Transition: “We've fleshed out Wong's main points, so now let's take a look at how she develops her experiences with detail to support those points.”


3.      Have each group give an example of an effective piece of personal evidence in the Wong essay (10 minutes):  Ask the following questions to get students thinking about what makes personal experience effective as evidence.


·        Why is this example effective?

·        What does Wong do to make the point clearer to the reader?  How does she help the reader understand her experiences?  How does she "show" the events here? 


4.      Discuss homework reactions (15 minutes):  Your goal in this discussion is to get students to begin thinking about how to support their reactions. Try to push students beyond "reasons" to actual evidence.
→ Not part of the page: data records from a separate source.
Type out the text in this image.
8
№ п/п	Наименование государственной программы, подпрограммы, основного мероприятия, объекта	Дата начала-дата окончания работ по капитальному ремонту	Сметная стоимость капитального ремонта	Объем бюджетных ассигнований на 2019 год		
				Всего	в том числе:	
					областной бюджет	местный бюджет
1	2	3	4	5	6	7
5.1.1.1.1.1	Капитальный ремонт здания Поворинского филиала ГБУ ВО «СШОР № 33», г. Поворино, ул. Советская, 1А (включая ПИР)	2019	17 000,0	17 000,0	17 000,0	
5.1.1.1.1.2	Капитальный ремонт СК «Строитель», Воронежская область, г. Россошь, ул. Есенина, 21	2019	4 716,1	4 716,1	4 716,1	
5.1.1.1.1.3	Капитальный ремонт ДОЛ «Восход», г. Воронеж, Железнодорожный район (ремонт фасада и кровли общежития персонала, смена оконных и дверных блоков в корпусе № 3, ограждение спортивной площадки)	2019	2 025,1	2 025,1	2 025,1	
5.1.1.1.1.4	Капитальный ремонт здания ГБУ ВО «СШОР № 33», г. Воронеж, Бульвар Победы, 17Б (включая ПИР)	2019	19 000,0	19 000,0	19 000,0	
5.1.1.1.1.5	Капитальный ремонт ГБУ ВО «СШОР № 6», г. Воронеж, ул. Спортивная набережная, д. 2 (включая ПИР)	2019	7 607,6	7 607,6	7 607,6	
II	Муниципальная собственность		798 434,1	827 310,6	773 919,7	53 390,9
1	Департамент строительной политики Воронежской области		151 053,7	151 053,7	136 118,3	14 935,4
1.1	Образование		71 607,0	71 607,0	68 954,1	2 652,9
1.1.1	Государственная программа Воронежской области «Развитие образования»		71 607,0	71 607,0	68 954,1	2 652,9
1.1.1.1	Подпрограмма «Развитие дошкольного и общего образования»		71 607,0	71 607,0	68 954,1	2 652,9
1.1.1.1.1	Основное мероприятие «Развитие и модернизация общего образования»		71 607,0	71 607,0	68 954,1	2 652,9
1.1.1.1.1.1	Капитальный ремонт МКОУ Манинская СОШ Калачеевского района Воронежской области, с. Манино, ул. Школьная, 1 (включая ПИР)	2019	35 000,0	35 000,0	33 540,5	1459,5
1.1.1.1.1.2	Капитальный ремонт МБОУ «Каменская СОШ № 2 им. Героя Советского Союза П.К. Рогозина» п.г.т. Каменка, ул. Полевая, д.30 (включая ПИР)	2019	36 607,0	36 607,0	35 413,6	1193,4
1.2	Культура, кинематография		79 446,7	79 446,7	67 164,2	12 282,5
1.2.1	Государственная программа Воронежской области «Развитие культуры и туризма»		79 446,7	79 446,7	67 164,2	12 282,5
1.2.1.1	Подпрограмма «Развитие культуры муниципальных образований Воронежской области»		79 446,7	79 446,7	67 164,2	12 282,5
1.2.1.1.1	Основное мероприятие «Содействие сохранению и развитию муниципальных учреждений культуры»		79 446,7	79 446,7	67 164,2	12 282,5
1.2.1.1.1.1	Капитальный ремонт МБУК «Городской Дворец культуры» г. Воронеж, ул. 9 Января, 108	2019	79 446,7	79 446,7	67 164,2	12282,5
Remember that reasons are telling why they reacted the way they did (I think Chapkis is wrong because I haven't been treated differently based on my attire at work), while evidence is specific support showing why they reacted that way (expanding on the aforementioned reason by specifically describing for the reader their attire at work and how they were treated).


-         Solicit a few sample reactions from students that you can put on the board.

-         Explain the difference between reason and evidence.

-         Talk out an example to make the distinction clear.

-         Ask students what type of evidence would be useful in supporting these reactions (i.e. evidence to show why they had this reaction).

-         Chart their responses on the board on a 3-column grid:



Transition:  “You've had a chance to write an initial reaction to 3 of the 4 texts we've read, so the next step is to choose which one you'll develop into your Essay 1. To help you with that decision, now we're going to get feedback from your classmates.”


5.      Mini-workshop on focus and development (20 minutes): Provide the following directions for students on an OH.


-         Have students exchange their three reactions with a classmate.

-         Ask students to read the 3 reactions they get, and then respond to these questions wherever

      there is room on the paper (or make a handout that students can use as a guide):


1.)    Summarize in your own words the writer's reaction, including the main idea she or he is  reacting to.

2.)    Where in this text do you see room for more development?  Where do examples need more detail?  Where could the writer do more "showing" to the reader?

3.)    What other types of examples or experiences do you think might be

useful as evidence for their reaction?

4.)    Which of these reactions would you recommend the writer use for Essay 1

and why?  


CONCLUSION: Summarize, or perhaps ask a few students to summarize, the main

concepts from today's class. What did they learn? How does it relate to their assignment?  Be sure to re-emphasize a focused reaction and evidence supporting that reaction.


Assignment for Day 5:


-         Write/revise Essay 1 to hand in Tuesday. 

-         Read “Evaluating” in PHG (320-322) and “Summary” in PHG (154-55) to prepare for discussion Tuesday.